Study find that a majority Michigan Seniors face economic insecurity

Photo Credit-Google Images
Michigan senior population are slugging to
meet monthly bill and housing obligations, while
facing an increase of taxes under Gov. Snyder's
recently passed law.
As seniors in Michigan face paying taxes on their pension and social security income 2012, with Governor Rick Snyder’s recently passed law giving a 1.5 billion dollar tax cut to C & S based corporations, a recent study finds one-third of Michigan’s seniors are considered “economically insecure”.

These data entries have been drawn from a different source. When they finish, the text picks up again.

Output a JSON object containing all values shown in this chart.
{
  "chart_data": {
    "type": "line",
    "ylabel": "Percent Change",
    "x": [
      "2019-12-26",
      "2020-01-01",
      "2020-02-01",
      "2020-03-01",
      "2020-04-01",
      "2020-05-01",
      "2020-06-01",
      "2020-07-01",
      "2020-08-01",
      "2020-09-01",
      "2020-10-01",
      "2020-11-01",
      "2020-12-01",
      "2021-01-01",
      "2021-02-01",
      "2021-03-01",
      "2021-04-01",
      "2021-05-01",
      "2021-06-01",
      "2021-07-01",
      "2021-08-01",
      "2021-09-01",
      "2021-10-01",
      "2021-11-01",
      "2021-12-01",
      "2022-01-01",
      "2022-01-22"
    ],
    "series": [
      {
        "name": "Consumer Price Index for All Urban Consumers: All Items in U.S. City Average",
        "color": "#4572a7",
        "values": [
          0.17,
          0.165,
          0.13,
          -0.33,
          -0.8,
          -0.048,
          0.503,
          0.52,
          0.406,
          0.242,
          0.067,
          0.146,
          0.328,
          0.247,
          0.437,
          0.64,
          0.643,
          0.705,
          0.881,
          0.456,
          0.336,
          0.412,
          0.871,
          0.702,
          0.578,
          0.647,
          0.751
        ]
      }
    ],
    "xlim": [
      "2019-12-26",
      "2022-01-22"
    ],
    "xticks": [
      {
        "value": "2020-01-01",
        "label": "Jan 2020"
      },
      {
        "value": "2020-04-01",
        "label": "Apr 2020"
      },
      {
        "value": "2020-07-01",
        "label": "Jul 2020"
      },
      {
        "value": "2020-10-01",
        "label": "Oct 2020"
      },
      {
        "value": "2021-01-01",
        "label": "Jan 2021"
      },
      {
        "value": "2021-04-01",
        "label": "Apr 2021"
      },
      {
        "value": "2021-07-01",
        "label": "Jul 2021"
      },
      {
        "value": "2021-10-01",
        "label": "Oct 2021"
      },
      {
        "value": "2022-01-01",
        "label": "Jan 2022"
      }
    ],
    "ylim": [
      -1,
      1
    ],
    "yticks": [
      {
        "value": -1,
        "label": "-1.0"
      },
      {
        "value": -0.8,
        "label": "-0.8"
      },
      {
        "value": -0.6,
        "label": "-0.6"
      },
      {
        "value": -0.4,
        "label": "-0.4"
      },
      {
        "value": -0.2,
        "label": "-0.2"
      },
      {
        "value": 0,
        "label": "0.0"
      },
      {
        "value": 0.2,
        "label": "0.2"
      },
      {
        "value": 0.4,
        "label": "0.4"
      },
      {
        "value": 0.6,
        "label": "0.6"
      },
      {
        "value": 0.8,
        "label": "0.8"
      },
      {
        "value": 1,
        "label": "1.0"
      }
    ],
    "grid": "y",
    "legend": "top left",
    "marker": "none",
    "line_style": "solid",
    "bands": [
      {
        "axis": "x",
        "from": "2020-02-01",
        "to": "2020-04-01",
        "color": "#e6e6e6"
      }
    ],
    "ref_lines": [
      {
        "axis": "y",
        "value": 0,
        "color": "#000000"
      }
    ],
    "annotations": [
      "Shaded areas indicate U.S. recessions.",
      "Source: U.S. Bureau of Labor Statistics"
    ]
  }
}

Beyond what the federal poverty rates cite, at least one in four seniors is on the other end of the economic scale struggles to make ends meet, according to the paper, “Invisible Poverty: New Measure Unveils Financial Hardship in Michigan’s Older Population.”
“There’s the popular perception that they have this nice car and their house is paid off and they travel the country. And that’s true for some,” said Thomas Jankowski, one of the study’s authors and associate director for research at Wayne State University’s Institute of Gerontology said to the Detroit Free Press 
“But others – many, many others – just skate on the edge of economic security,” he said.
In Michigan, the median income for a household headed by someone 65 and older is $32,392, based on the 2008 U.S. Census numbers used in the study. A majority of senior population household, 78,521 senior households in out of 813,013 or 9.7 %, to be exact, fall under the poverty threshold. That’s about $13,014 for a senior couple.

The study used the Elder Index which measures what the formula considers expenses typical to seniors, like ever-increasing out-of-pocket medical expenses. It also considers housing markets price differences and other living expenses that vary geographically.

Using this factor of measurement, more than one in three seniors in Oakland and Macomb counties, or 35.3% and 36.8 % respectively were “economically insecure,” while 40.8 % of seniors in Wayne County were insecure.

In the end, no zip code in Michigan is free of senior population economic uncertainty.
“You might have seniors who bought this big fancy house when they were working, but now they have to pay property taxes on it, and they’re still struggling — especially now the (real estate) market has locked people in those houses," Jankowski cited about the study.